Coiled-coil-helix-coiled-coil-helix domain-containing protein 10, mitochondrial, also known as Protein N27C7-4 is a protein that in humans is encoded by the CHCHD10 gene.

Structure
The CHCHD10 gene is located on the q arm of chromosome 22 at position 11.23 and it spans 2,138 base pairs. The CHCHD10 gene produces a 14.9 kDa protein composed of 149 amino acids. It is enriched at cristae junctions in the intermembrane space of the mitochondria. The structure of the protein contains a nonstructured N-terminal region, a hydrophobic helix and a C-terminal CHCH domain which contains a Cx(9)C motif and two additional cysteines. A total of four cysteines are predicted to form two disulfide bonds.

Function
This gene encodes for a mitochondrial protein that is enriched at cristae junctions in the intermembrane space. It may play a role in cristae morphology maintenance or oxidative phosphorylation.

Clinical significance
CHCHD10-related disorders include Myopathy, isolated mitochondrial, autosomal dominant (IMMD), Frontotemporal dementia and/or amyotrophic lateral sclerosis 2 (FTDALS2), Spinal muscular atrophy, Jokela type (SMAJ).

Frontotemporal dementia and/or amyotrophic lateral sclerosis 2 (FTDALS2)
Frontotemporal dementia and/or amyotrophic lateral sclerosis 2 (FTDALS2) is a neurodegenerative disorder with high intrafamilial variation with phenotypes such as 
frontotemporal dementia and/or amyotrophic lateral sclerosis. Frontotemporal dementia is characterized by frontal and temporal lobe atrophy associated with neuronal loss, gliosis, and dementia. Patients exhibit progressive changes in social, behavioral, and/or language function. Amyotrophic lateral sclerosis is characterized by the death of motor neurons in the brain, brainstem, and spinal cord, resulting in fatal paralysis.

Spinal muscular atrophy, Jokela type (SMAJ)
Spinal muscular atrophy, Jokela type (SMAJ) is an autosomal dominant, slowly progressive, lower motor neuron disease. SMAJ is characterized by adult-onset of muscle cramps and fasciculations affecting the proximal and distal muscles of the upper and lower limbs. The disorder results in weakness and mild muscle atrophy later in life.

Myopathy, isolated mitochondrial, autosomal dominant (IMMD)
Myopathy, isolated mitochondrial, autosomal dominant (IMMD) is a mitochondrial myopathy presenting with severe exercise intolerance, progressive proximal weakness, and lactic acidemia.

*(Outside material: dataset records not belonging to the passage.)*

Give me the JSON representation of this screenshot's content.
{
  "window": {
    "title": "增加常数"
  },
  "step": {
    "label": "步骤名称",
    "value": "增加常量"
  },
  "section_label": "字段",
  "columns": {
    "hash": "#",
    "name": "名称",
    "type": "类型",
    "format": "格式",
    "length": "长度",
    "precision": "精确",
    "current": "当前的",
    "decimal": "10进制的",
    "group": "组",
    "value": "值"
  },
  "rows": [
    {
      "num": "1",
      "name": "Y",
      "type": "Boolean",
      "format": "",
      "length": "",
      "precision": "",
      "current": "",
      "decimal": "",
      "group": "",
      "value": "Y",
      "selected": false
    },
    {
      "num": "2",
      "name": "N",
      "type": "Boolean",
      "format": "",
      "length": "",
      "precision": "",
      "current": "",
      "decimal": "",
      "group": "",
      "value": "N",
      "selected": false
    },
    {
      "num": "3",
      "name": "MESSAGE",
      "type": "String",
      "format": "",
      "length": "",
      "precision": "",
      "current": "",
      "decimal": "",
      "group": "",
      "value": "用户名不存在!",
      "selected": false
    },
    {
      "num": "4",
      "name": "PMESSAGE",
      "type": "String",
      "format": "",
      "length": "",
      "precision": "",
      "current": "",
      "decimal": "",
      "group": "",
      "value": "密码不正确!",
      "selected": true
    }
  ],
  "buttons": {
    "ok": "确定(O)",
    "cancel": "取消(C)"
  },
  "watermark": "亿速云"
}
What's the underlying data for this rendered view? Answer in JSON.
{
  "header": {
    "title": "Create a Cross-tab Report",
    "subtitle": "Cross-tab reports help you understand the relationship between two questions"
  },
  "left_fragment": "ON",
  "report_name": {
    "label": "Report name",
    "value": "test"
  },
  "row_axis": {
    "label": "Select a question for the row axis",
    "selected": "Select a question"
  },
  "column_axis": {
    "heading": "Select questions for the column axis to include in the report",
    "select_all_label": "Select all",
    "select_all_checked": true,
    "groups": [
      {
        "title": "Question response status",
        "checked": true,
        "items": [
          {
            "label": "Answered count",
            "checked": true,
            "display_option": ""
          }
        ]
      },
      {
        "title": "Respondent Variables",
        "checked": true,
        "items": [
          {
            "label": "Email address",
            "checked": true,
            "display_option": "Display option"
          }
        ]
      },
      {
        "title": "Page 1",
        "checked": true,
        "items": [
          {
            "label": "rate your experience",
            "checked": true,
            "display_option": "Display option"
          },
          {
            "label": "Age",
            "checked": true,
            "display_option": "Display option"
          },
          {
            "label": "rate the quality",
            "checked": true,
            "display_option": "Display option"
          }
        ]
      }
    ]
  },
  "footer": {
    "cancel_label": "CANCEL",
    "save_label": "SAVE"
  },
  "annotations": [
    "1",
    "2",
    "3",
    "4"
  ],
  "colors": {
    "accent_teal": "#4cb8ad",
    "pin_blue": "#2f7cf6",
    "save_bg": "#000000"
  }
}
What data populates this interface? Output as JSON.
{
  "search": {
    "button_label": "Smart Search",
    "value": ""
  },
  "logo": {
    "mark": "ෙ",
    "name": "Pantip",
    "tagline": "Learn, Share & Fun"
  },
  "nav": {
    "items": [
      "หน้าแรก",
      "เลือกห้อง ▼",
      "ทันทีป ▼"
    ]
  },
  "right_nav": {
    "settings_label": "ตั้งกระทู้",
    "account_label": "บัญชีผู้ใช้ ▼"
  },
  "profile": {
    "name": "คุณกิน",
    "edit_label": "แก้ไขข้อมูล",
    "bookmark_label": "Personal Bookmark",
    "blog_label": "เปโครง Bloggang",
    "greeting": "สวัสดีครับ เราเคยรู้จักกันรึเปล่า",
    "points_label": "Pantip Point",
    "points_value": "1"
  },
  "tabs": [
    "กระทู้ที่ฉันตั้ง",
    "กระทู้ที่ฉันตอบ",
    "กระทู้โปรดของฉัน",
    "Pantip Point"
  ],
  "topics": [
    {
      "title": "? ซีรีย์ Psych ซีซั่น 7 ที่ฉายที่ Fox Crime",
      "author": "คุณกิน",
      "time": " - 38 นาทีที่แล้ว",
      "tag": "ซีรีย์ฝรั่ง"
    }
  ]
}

The disorder is slowly progressive, with later involvement of facial muscles, muscles of the upper limbs, and distal muscles.

Others
Mutations in CHCHD10 has also been found to be associated with cerebellar ataxia, frontotemporal dementia (FTD), and other mitochondrial diseases.

Interactions

CHCHD10 has been known to interact with C1QBP, CLPX, FAF1, RNASEH1, ZNF444, KLF13, and other proteins.